I agree it is a good idea to get the goals and requirements in order. But I also believe the requirements have been discussed enough and expressed in enough places, that work on the model is overdue. See my own list of Better GEDCOM requirements, where one of them is the development of a genealogical data model that is comprehensive enough to encompass the models of GEDCOM and all current genealogical software applications. This in my mind is the KEY REQUIREMENT of Better GEDCOM, and there is nothing to hinder immediate work on that requirement. WE KNOW that THAT requirement is the KEY to EVERYTHING. We know it is on the CRITICAL PATH for reaching the Better GEDCOM goals. All my efforts on Better GEDCOM have been to push forward in this area. I have found documents that describe models and made them available. I have summarized and reported on most of those existing models. I have put forward my own DeadEnds model as a proposed starting point. I have written long posts describing many key issues in genealogical data models and provided examples to demonstrate many of the issues involved. My biggest concern about Better GEDCOM is simply that the amorphous, chaotic wiki-structure we are using will be unable to support the solution of such a multi-dimensional and complex problem. Let me go on record that I am an old-fashioned technical geek. I have worked on the development of a wide array of complex systems for AT&T Bell Labs, Lucent Bell Labs, Tellabs, and three internet startups, where I have been chief software architect in most cases, and coordinator of large architectural efforts (hardware, software, physical) in others. ALL the SUCCESSFUL complex problems I have ever been involved with were solved by putting together experienced teams of persons, with an organized structure of committees and leadership, to get things done. So far it has been my experience that a bottom up, democratic, amorphous, chaotic, evolving group of persons discussing things on a wiki is NOT a successful way to solve a difficult problem. This is my biggest concern about the viability of Better GEDCOM to get anything done before inertia and frustration take their toll.

Tom
ttwetmore 2011-03-08T12:01:46-08:00
OpenGen and the Hierarchical Evidence and Conclusion Model
I attended the OpenGen Webinar on 8 March 2011. At the meeting it was decided to adopt the hierarchical model for handling Evidence and Conclusions for both the Person and Event Entities. As in the DeadEnds model, each Person instance can refer to any number of "lower level" Person instances that provide the Evidence/Provenance/Justification/Research-Notes for the "higher level" one. This tree can be built up into multiple layers, with higher level Conclusions based on lower level Conclusions, but the whole tree ultimately based on the Evidence instances at the "leaves". Ditto for Events.

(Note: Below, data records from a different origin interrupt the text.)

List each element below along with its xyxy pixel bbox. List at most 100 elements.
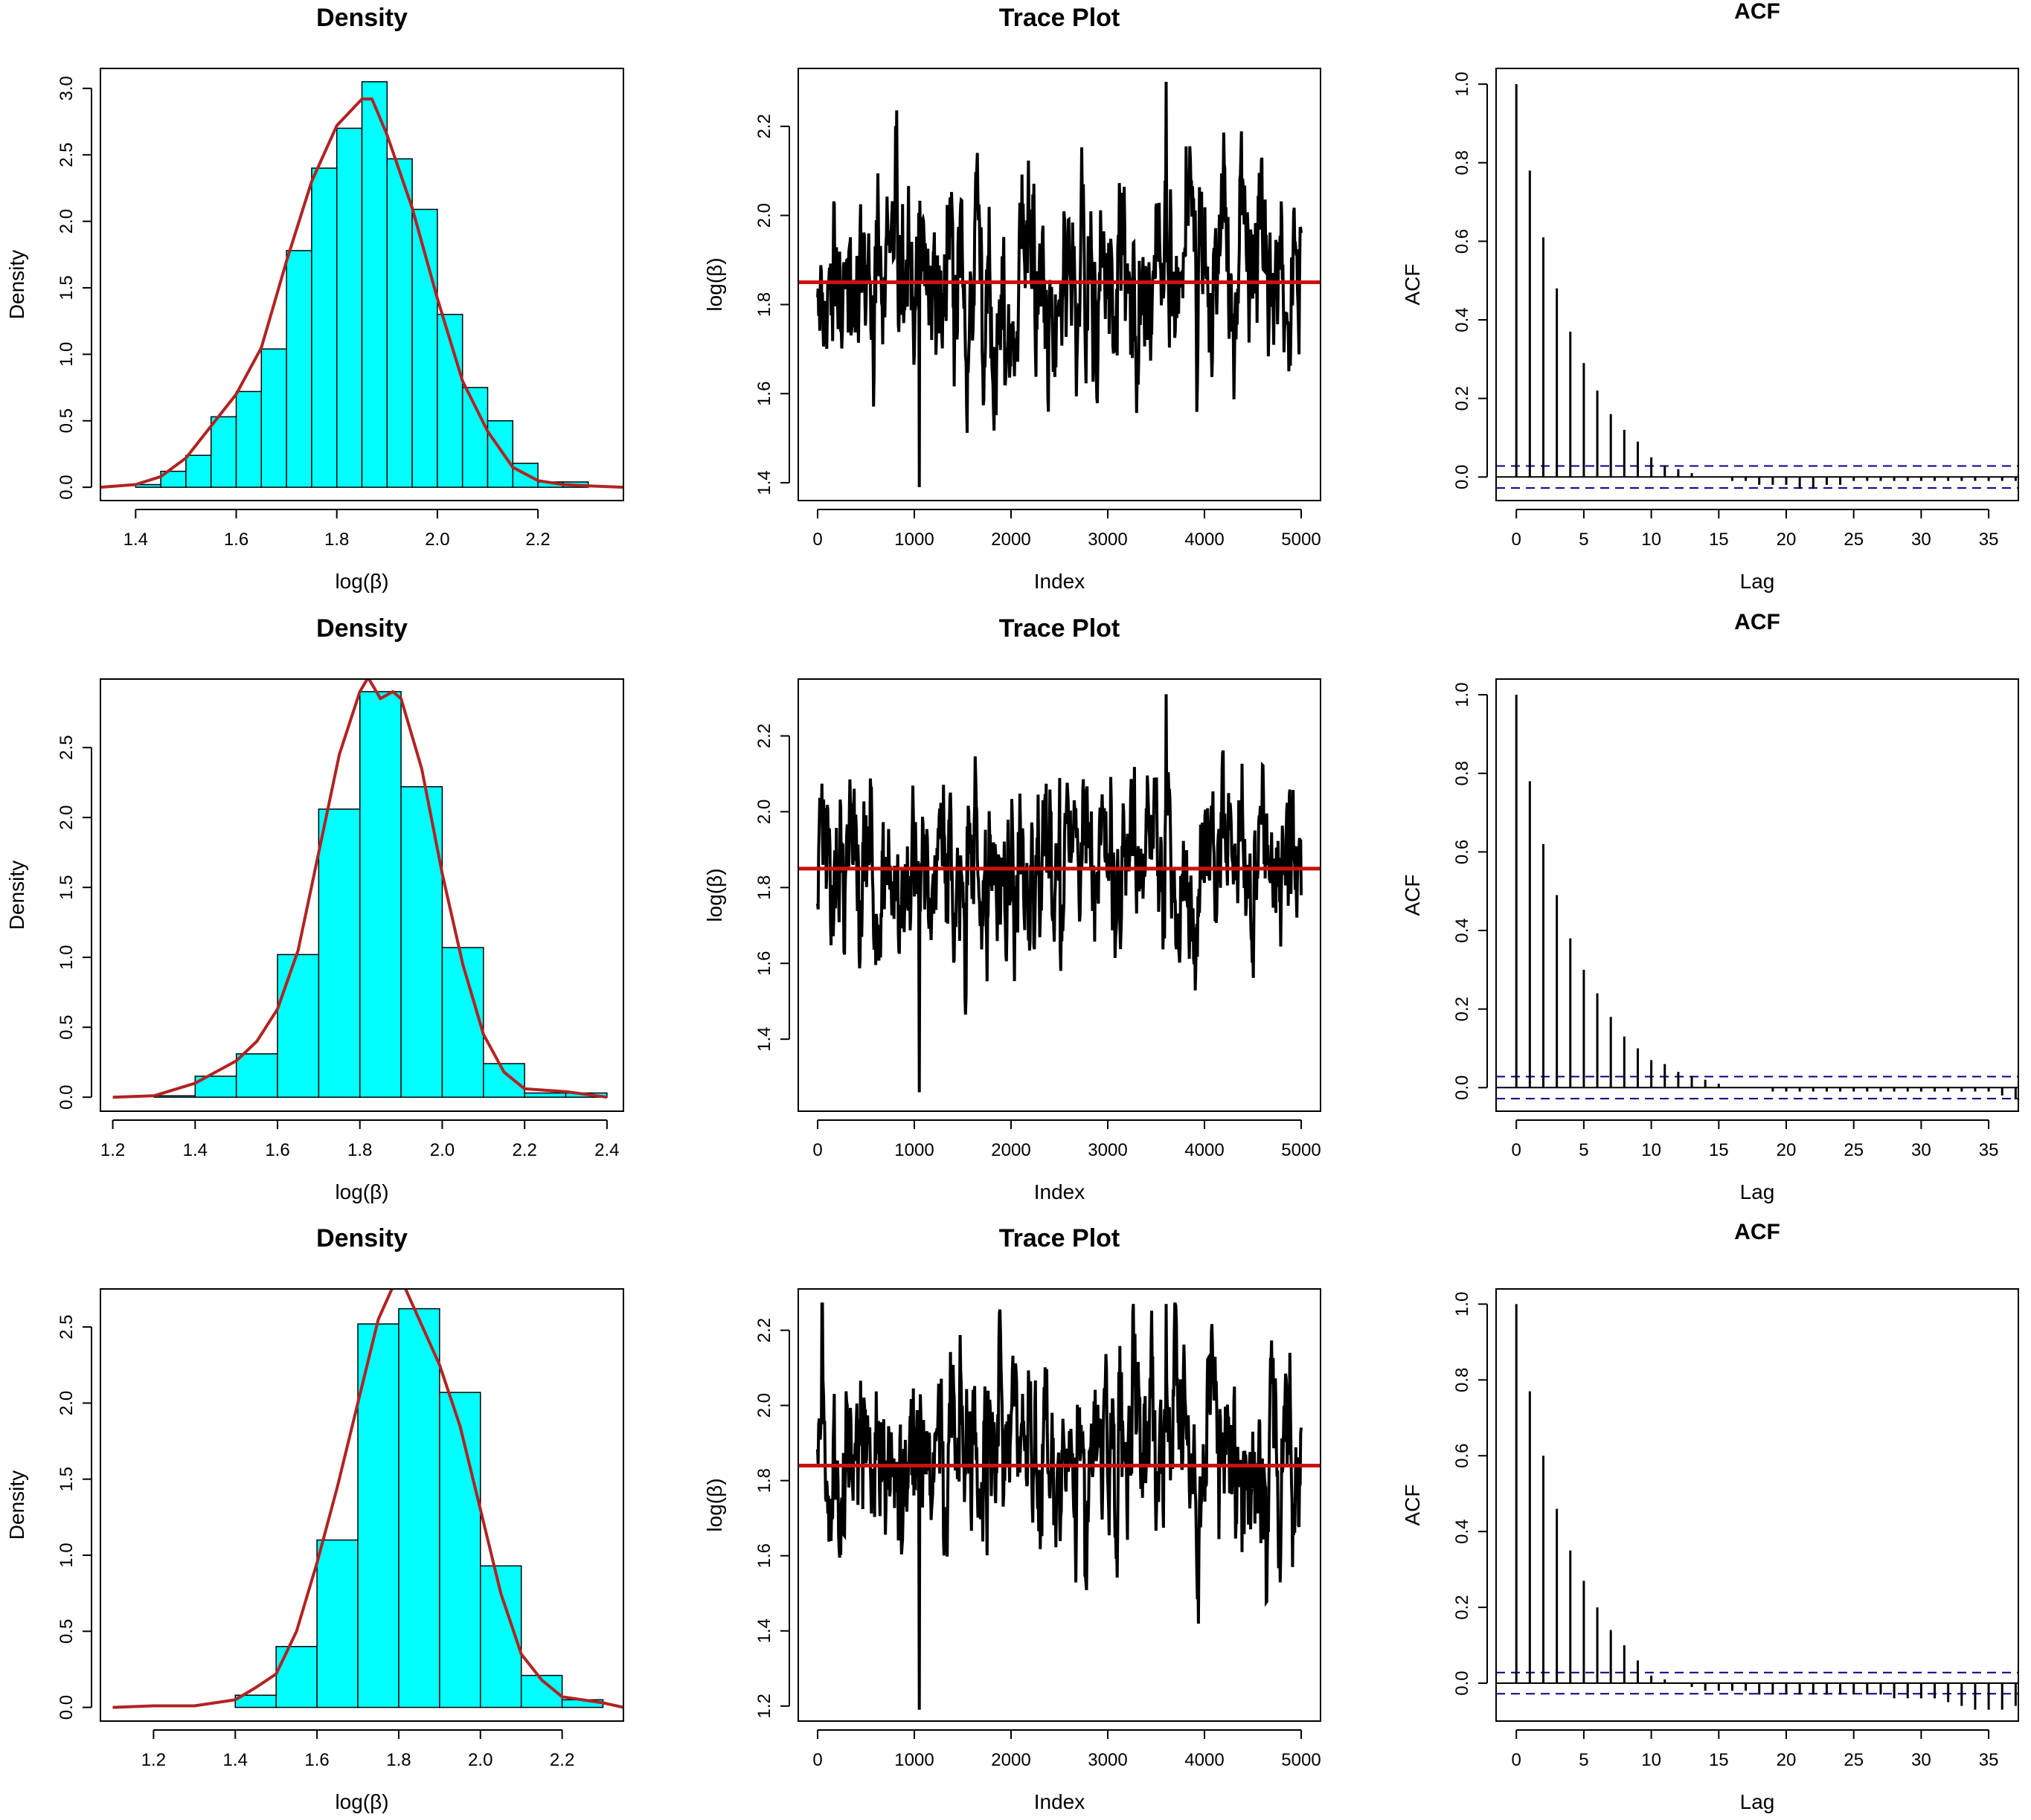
row1-trace-x-tick-label: 5000 — [1281, 530, 1321, 550]
row2-acf-x-tick-label: 5 — [1579, 1140, 1588, 1160]
row2-density-x-tick-label: 2.0 — [430, 1140, 455, 1160]
row3-acf-x-tick-label: 35 — [1979, 1750, 1999, 1770]
row2-trace-panel: Trace Plot Index log(β) 0 1000 2000 3000 4000 50… — [703, 614, 1321, 1203]
row2-density-histogram-bar — [400, 786, 443, 1098]
row2-trace-frame — [798, 678, 1321, 1112]
row1-acf-x-tick-label: 35 — [1979, 530, 1999, 550]
row2-trace-x-tick-label: 1000 — [894, 1140, 934, 1160]
row2-trace-x-tick-label: 3000 — [1088, 1140, 1127, 1160]
row1-acf-y-tick-label: 0.8 — [1452, 150, 1472, 175]
row2-trace-x-tick-label: 2000 — [991, 1140, 1030, 1160]
row2-density-y-tick-label: 0.0 — [57, 1085, 77, 1110]
row1-density-xlabel: log(β) — [335, 570, 388, 593]
row3-trace-x-tick-label: 1000 — [894, 1750, 934, 1770]
row2-density-x-tick-label: 1.6 — [265, 1140, 289, 1160]
row1-trace-x-tick-label: 4000 — [1184, 530, 1224, 550]
row1-density-y-tick-label: 2.5 — [57, 143, 77, 167]
row3-density-x-tick-label: 2.0 — [468, 1750, 492, 1770]
row2-density-x-tick-label: 1.4 — [183, 1140, 208, 1160]
row2-density-x-tick-label: 2.4 — [594, 1140, 619, 1160]
row1-density-x-tick-label: 1.8 — [324, 530, 349, 550]
row1-trace-x-tick-label: 1000 — [894, 530, 934, 550]
row3-density-histogram-bar — [439, 1392, 481, 1708]
row1-density-histogram-bar — [311, 167, 338, 488]
row3-trace-frame — [798, 1288, 1321, 1722]
row1-trace-frame — [798, 68, 1321, 501]
row1-density-x-tick-label: 2.0 — [425, 530, 449, 550]
row3-acf-y-tick-label: 0.8 — [1452, 1368, 1472, 1392]
row1-trace-trace-line — [816, 81, 1303, 488]
row2-acf-panel: ACF Lag ACF 0 5 10 15 20 25 30 35 0.0 0.2 0.4 0.6 0.8 1.… — [1401, 610, 2019, 1203]
row3-acf-y-tick-label: 0.6 — [1452, 1444, 1472, 1468]
row3-trace-ylabel: log(β) — [703, 1478, 726, 1531]
row1-density-ylabel: Density — [5, 250, 28, 319]
row2-density-xlabel: log(β) — [335, 1180, 388, 1203]
row1-acf-frame — [1495, 68, 2019, 501]
row1-acf-x-tick-label: 15 — [1709, 530, 1729, 550]
row2-density-histogram-bar — [277, 954, 320, 1098]
row2-density-frame — [100, 678, 624, 1112]
row3-acf-panel: ACF Lag ACF 0 5 10 15 20 25 30 35 0.0 0.2 0.4 0.6 0.8 1.… — [1401, 1220, 2019, 1813]
row2-acf-title: ACF — [1734, 610, 1780, 634]
row3-trace-y-tick-label: 1.8 — [754, 1468, 774, 1493]
row2-trace-x-tick-label: 5000 — [1281, 1140, 1321, 1160]
row3-trace-y-tick-label: 1.4 — [754, 1618, 774, 1643]
row3-density-histogram-bar — [275, 1646, 318, 1708]
row1-density-histogram-bar — [487, 419, 514, 488]
row2-trace-y-tick-label: 1.6 — [754, 951, 774, 976]
row1-density-histogram-bar — [235, 390, 263, 488]
row3-density-density-curve — [112, 1289, 623, 1709]
row3-trace-x-tick-label: 2000 — [991, 1750, 1030, 1770]
row1-trace-y-tick-label: 1.4 — [754, 470, 774, 495]
row1-density-histogram-bar — [210, 416, 237, 488]
row1-density-histogram-bar — [185, 454, 212, 488]
row3-density-x-tick-label: 2.2 — [550, 1750, 574, 1770]
row1-acf-x-tick-label: 30 — [1911, 530, 1931, 550]
row1-trace-x-tick-label: 2000 — [991, 530, 1030, 550]
row2-density-y-tick-label: 2.0 — [57, 805, 77, 829]
row2-acf-x-tick-label: 0 — [1512, 1140, 1521, 1160]
row3-acf-x-tick-label: 20 — [1777, 1750, 1797, 1770]
row3-acf-y-tick-label: 0.2 — [1452, 1595, 1472, 1619]
row3-density-frame — [100, 1288, 624, 1722]
row1-acf-panel: ACF Lag ACF 0 5 10 15 20 25 30 35 0.0 0.2 0.4 0.6 0.8 1.… — [1401, 0, 2019, 593]
row3-density-xlabel: log(β) — [335, 1790, 388, 1813]
row3-density-y-tick-label: 0.0 — [57, 1695, 77, 1720]
row1-density-x-tick-label: 2.2 — [525, 530, 550, 550]
row1-trace-x-tick-label: 3000 — [1088, 530, 1127, 550]
row2-density-histogram-bar — [483, 1063, 525, 1098]
row1-acf-x-tick-label: 10 — [1641, 530, 1661, 550]
row2-density-histogram-bar — [359, 691, 402, 1098]
row3-acf-title: ACF — [1734, 1220, 1780, 1244]
row1-density-density-curve — [100, 97, 623, 489]
row1-acf-y-tick-label: 0.4 — [1452, 307, 1472, 332]
row3-acf-xlabel: Lag — [1740, 1790, 1775, 1813]
row3-acf-plot-area — [1496, 1304, 2018, 1710]
row1-density-y-tick-label: 1.5 — [57, 275, 77, 300]
row2-trace-ylabel: log(β) — [703, 868, 726, 922]
row3-acf-y-tick-label: 1.0 — [1452, 1292, 1472, 1316]
row2-density-x-tick-label: 2.2 — [512, 1140, 536, 1160]
row1-density-histogram-bar — [336, 127, 363, 488]
row3-trace-xlabel: Index — [1034, 1790, 1085, 1813]
row2-acf-x-tick-label: 30 — [1911, 1140, 1931, 1160]
row2-density-y-tick-label: 1.0 — [57, 945, 77, 969]
row2-density-histogram-bar — [235, 1053, 278, 1098]
row3-density-y-tick-label: 2.5 — [57, 1314, 77, 1339]
row2-acf-x-tick-label: 35 — [1979, 1140, 1999, 1160]
row1-trace-y-tick-label: 2.0 — [754, 203, 774, 228]
row2-acf-plot-area — [1496, 695, 2018, 1100]
row3-acf-y-tick-label: 0.4 — [1452, 1519, 1472, 1543]
row3-density-histogram-bar — [316, 1539, 359, 1708]
row2-acf-ylabel: ACF — [1401, 875, 1424, 916]
row3-density-y-tick-label: 2.0 — [57, 1391, 77, 1415]
row1-acf-plot-area — [1496, 84, 2018, 489]
row2-acf-y-tick-label: 0.0 — [1452, 1075, 1472, 1100]
row3-trace-title: Trace Plot — [999, 1224, 1120, 1253]
row1-density-histogram-bar — [286, 250, 312, 488]
row3-density-plot-area — [112, 1289, 623, 1709]
row1-trace-ylabel: log(β) — [703, 257, 726, 311]
row3-acf-frame — [1495, 1288, 2019, 1722]
row1-acf-x-tick-label: 20 — [1777, 530, 1797, 550]
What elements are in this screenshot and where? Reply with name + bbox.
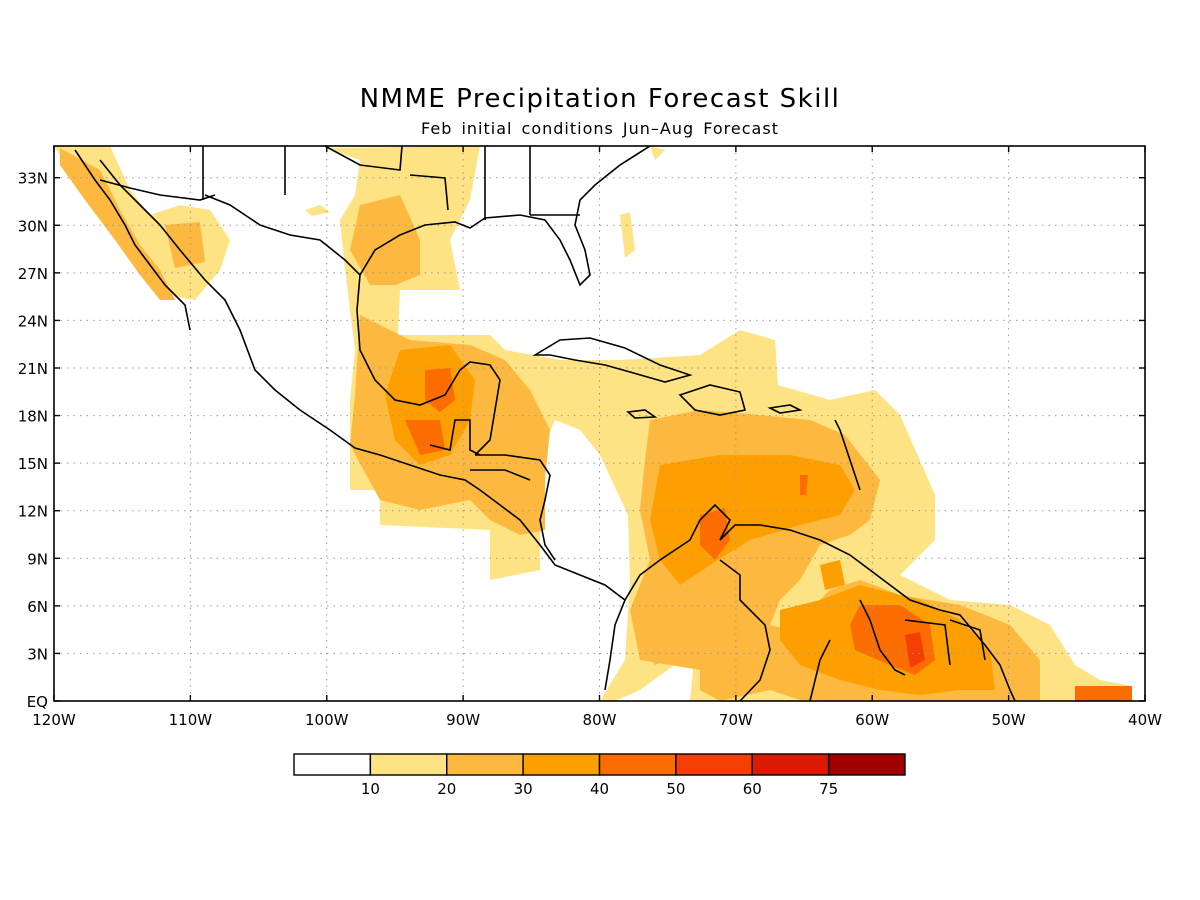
lat-tick-label: 18N [18, 408, 48, 426]
legend-swatch [522, 753, 601, 776]
lon-tick-label: 70W [719, 711, 753, 729]
map-title: NMME Precipitation Forecast Skill [359, 84, 841, 114]
lon-tick-label: 120W [32, 711, 76, 729]
lat-tick-label: 27N [18, 265, 48, 283]
lon-tick-label: 50W [992, 711, 1026, 729]
legend-swatch [675, 753, 753, 776]
legend-swatch [446, 753, 524, 776]
lat-tick-label: 21N [18, 360, 48, 378]
lon-tick-label: 40W [1128, 711, 1162, 729]
lon-tick-label: 60W [855, 711, 889, 729]
lon-tick-label: 100W [305, 711, 349, 729]
graticule [54, 146, 1145, 701]
lat-tick-label: 3N [27, 645, 48, 663]
lon-tick-label: 90W [446, 711, 480, 729]
lat-tick-label: 12N [18, 503, 48, 521]
lat-tick-label: 30N [18, 217, 48, 235]
lat-tick-label: 6N [27, 598, 48, 616]
coastlines [74, 146, 1016, 701]
legend-label: 75 [819, 780, 838, 798]
legend-swatch [369, 753, 448, 776]
color-legend: 10 20 30 40 50 60 75 [293, 753, 906, 798]
legend-label: 20 [437, 780, 456, 798]
lat-tick-label: 24N [18, 312, 48, 330]
legend-swatch [598, 753, 677, 776]
lat-tick-label: 15N [18, 455, 48, 473]
legend-label: 50 [666, 780, 685, 798]
axis-ticks: 120W 110W 100W 90W 80W 70W 60W 50W 40W EQ 3N 6N 9N 12… [18, 146, 1162, 729]
legend-label: 60 [743, 780, 762, 798]
map-subtitle: Feb initial conditions Jun–Aug Forecast [421, 119, 779, 138]
lat-tick-label: 9N [27, 550, 48, 568]
lon-tick-label: 80W [583, 711, 617, 729]
legend-label: 40 [590, 780, 609, 798]
legend-label: 10 [361, 780, 380, 798]
lat-tick-label: EQ [27, 693, 48, 711]
legend-swatch [751, 753, 830, 776]
lat-tick-label: 33N [18, 170, 48, 188]
skill-fill-50-60 [905, 632, 925, 668]
lon-tick-label: 110W [169, 711, 213, 729]
legend-swatch [827, 753, 906, 776]
legend-swatch [293, 753, 372, 776]
legend-label: 30 [514, 780, 533, 798]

ttwetmore 2011-03-08T16:23:53-08:00
I should have added that this decision on OpenGen's part is bit of a turnaround. At their meeting two weeks ago, the prevalent idea was that evidence should be the responsibility of the application programs, and that only conclusions should be transported between programs or archived in OpenGen files. That approach would not allow genealogical systems to share evidence. So OpenGen now accepts that evidence should be included when transporting and archiving data.